DMZ

Feb 18, 2009 20:24




DMZ is for Donetsk Metallurgical Plant (the word plant is zavod in russian).
Its huge pipes are visible there proping the sky. And this is the place from where the entire city of Donetsk was born.

John Hughes, a british (actually a Welsh) businessman acquired this piece of land at 1869. Then this was the Russian Empire territory situated not far from to the north of the Azov Sea. The place was very rich of a coal and perfectly suited the purpose of building steel industry. All works started immediately.
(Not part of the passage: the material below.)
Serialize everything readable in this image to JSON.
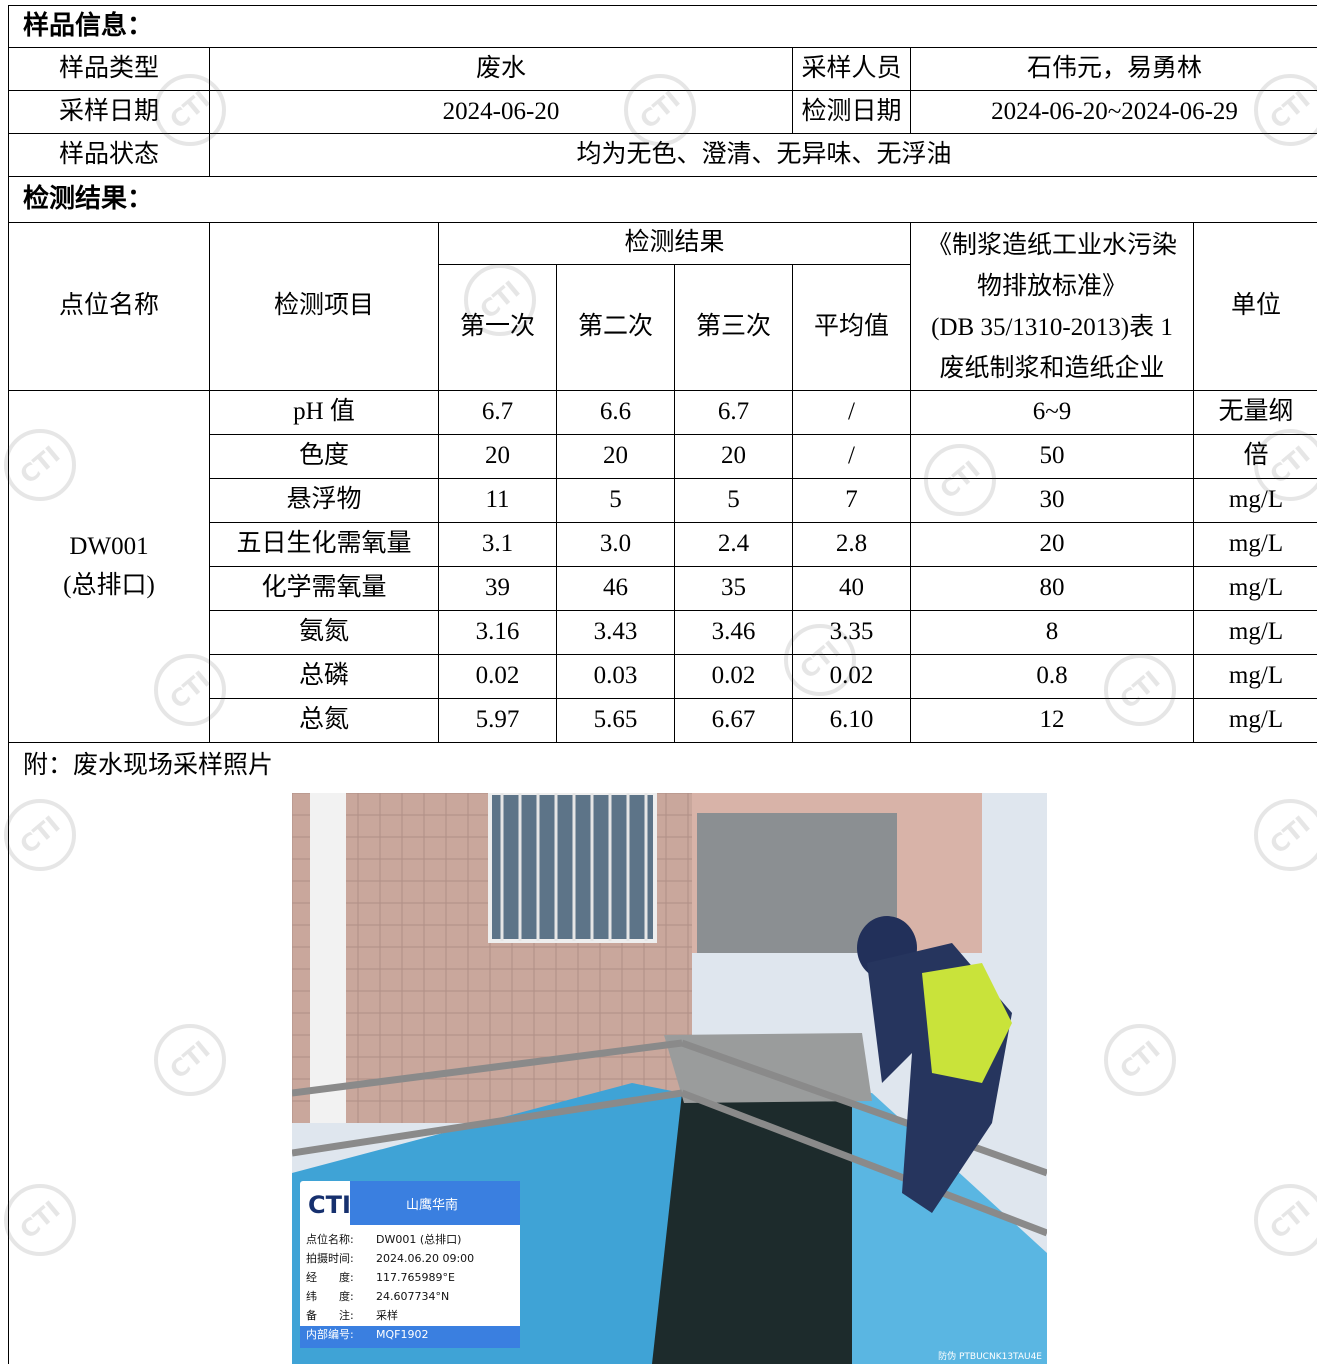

The small town was called Yuzovka after its founder (locals spelled surname Hughes as Yuz). The factory and surroundings grew quickly. By the end of the nineteenth century, the Hughes plant was the largest in the Russian Empire.

John Hughes died at 1889 and his sons took his place. The expansion continued during the First World War when world demand of a steel raised dramatically. But at 1917 the revolution happend. The plant was nationalized. Hughes sons and almost all of their foreign employees left the country.

After few years at 1924 the city was renamed to Stalino after Joseph Stalin (authoritarian leader of the USSR since). At the 1961 the city got his modern name Donetsk after the largest river in the region Seversky Donets (the city is situated on the banks of small river Kalmius).